Brandon's life is almost perfect: a steady job, a nice apartment, good friends and women adore him. But something prevents Brandon from having a relationship that lasts more than four months, this incapacity is due to the fact that Brandon is a sex addict: to casual encounters with strangers and prostitutes, to pornography (both during and after working hours), to masturbation. And to some extent he seems to have his addiction under control, until her sister Sissy arrives unexpectedly looking for a place to live for a while.

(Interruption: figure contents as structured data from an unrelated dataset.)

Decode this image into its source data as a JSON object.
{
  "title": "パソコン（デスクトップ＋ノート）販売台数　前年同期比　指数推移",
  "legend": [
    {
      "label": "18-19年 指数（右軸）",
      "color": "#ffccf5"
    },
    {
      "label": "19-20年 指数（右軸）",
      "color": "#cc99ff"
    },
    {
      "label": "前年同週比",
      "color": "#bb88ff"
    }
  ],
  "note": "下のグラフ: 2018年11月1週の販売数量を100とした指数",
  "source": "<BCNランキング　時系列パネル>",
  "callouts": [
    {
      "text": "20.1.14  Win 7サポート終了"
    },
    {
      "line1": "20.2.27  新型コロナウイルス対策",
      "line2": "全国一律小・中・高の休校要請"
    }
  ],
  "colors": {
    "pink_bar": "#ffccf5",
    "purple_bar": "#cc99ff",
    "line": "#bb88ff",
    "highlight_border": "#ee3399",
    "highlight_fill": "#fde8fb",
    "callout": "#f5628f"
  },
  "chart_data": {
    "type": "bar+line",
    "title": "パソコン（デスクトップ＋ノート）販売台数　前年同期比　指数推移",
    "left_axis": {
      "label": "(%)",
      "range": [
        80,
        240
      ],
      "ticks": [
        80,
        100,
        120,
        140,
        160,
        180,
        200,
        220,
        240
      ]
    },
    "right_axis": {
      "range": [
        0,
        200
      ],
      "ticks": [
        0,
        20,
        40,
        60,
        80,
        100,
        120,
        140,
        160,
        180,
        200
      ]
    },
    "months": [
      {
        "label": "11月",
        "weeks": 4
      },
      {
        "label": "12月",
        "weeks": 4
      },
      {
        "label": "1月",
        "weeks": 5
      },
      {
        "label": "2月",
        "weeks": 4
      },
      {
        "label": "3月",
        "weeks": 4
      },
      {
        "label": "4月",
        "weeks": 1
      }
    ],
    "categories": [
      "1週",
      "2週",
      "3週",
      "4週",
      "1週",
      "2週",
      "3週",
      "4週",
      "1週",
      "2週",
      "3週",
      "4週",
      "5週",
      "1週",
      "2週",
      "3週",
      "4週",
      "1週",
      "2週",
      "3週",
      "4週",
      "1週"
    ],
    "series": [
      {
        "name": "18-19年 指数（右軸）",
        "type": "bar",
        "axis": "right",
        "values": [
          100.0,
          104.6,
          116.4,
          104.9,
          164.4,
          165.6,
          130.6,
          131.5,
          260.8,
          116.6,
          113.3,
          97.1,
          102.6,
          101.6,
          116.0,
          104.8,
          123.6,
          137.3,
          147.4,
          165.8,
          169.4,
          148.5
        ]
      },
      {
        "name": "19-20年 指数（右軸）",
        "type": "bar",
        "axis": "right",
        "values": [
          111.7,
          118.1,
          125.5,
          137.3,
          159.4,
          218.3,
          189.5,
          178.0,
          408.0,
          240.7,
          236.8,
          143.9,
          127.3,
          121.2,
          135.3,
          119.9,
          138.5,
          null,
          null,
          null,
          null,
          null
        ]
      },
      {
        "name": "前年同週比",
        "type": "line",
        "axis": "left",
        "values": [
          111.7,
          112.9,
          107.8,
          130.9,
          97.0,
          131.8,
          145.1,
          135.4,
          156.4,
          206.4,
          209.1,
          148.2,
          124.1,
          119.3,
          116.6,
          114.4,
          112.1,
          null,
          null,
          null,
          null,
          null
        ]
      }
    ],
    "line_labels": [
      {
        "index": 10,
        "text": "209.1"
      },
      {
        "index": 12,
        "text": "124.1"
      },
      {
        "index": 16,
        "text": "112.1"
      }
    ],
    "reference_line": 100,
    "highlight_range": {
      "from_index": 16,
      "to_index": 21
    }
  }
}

British director Steve McQueen delivers a fascinating character study that explores how modern life (in which new technologies play a major role), increasingly isolates people and makes them unable to establish emotional bonds with others. In Brandon's case, a hunter in search of pleasure and not love, the arrival of his sister will turn him into a prey of his own emotions and will make him face his reality.

One aspect that has caused controversy is the way so raw and explicit to show Brandon's sexual encounters, however this becomes a necessary element, since it is through them that you can see Brandon's need and desperation as Sissy is more involved in his life. Special mention deserves the dynamics established between them, since it is fully nuanced and can even be uncomfortable to witness but is devastatingly emotional (especially in the last minutes of the story).

However, the most important element for the success of the film lies in the performances: in the hands of less committed actors Brandon and Sissy's conflicts would be unconvincing, but McQueen wisely chooses Michael Fassbender (both had previously worked together on Hunger), who literally bares body and soul to take Brandon's emotions to the limit and does it so impressively in a brave and courageous performance (and unfortunately the Academy possibly considered too intense for consideration in their nominations). Meanwhile Carey Mulligan proves to be one of the young actresses with the best prospects and acting range nowadays: her rendition of the classic song New York, New York is an utter delight as well is one of the best scenes in the film.

Shame, in the end (as in most character studies) does not seek to create empathy for the characters, but rather wants us to reflect and ask ourselves how we would react in similar situations.